Siamo partite con due pc in un monolocale a Venice. 
Abbiamo ricevuto tanti no, abbiamo cercato forme di finanziamento alternative. Anche qui non ci siamo arrese, ci siamo ribellate al fatto che solo il 3% degli adventures capital, fondi per le start up, vengano assegnati alle donne. 
La verità alla fine è che sono sempre stata una grande rompiscatole. 
Non mi sono mai arresa.
Ultima domanda. Come si diventa Francesca Cavallo? Come si diventa una donna ribelle?
Con la ribellione, senza non si va da nessuna parte. 
Sono nata in un piccolo comune, a Lizzano, in provincia di Taranto, in un contesto di risorse molto limitate. 
Ho sempre cercato di ottenere di più da quello che la vita mi dava. 
Sono molto legata al mio paese e cerco di convogliare qui molte idee, credo nella forze delle idee e delle persone.

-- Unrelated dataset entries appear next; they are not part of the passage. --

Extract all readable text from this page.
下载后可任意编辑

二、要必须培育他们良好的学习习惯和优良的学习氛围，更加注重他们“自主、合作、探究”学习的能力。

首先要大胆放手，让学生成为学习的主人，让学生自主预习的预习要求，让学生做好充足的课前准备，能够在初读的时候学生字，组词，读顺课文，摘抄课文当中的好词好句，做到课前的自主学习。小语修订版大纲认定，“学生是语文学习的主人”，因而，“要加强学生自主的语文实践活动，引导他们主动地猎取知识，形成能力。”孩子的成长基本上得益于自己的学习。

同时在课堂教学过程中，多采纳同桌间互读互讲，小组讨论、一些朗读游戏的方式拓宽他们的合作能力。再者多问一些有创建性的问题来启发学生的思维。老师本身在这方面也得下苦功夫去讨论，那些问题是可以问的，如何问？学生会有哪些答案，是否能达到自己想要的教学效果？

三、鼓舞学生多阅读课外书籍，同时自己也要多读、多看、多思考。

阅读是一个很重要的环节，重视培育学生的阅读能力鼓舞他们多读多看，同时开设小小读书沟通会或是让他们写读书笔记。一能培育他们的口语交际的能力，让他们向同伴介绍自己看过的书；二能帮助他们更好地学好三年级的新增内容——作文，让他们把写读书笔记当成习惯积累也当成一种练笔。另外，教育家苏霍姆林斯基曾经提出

I
nsieme si possono raggiungere tanti risultati. Ma deve essere sempre chiara una cosa, soprattuto per noi donne. 
Dobbiamo rompere le scatole, senza avere paura, dobbiamo ribellarci a quello che ci è stato insegnato fin da piccole. 
Tante donne hanno ancora paura a mostrare il loro valore. Come se dovessero sempre ringraziare, per essere prese in considerazione. 

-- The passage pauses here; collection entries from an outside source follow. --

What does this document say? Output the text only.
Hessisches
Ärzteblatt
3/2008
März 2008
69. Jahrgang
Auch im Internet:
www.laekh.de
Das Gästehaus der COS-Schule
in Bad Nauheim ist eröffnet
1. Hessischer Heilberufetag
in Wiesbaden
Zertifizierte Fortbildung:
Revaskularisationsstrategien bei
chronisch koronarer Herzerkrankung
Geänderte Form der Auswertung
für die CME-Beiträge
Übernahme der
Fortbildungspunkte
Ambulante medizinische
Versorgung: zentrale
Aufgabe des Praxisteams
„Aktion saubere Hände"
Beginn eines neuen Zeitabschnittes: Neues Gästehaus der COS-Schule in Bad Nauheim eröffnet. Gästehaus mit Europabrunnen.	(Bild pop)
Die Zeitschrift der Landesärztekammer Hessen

Non dobbiamo aver paura di dire quello che pensiamo, anche quando siamo in disaccordo. 
Alle bambine, e ai bambini lo dico spesso: devono leggere, perché dai libri si impara e si sviluppa il senso del mondo che ci circonda. 
Devono uscire dalle famiglie, non devono avere paura, devono stare di più con i coetanei. Tutti insieme possono costruire un mondo migliore.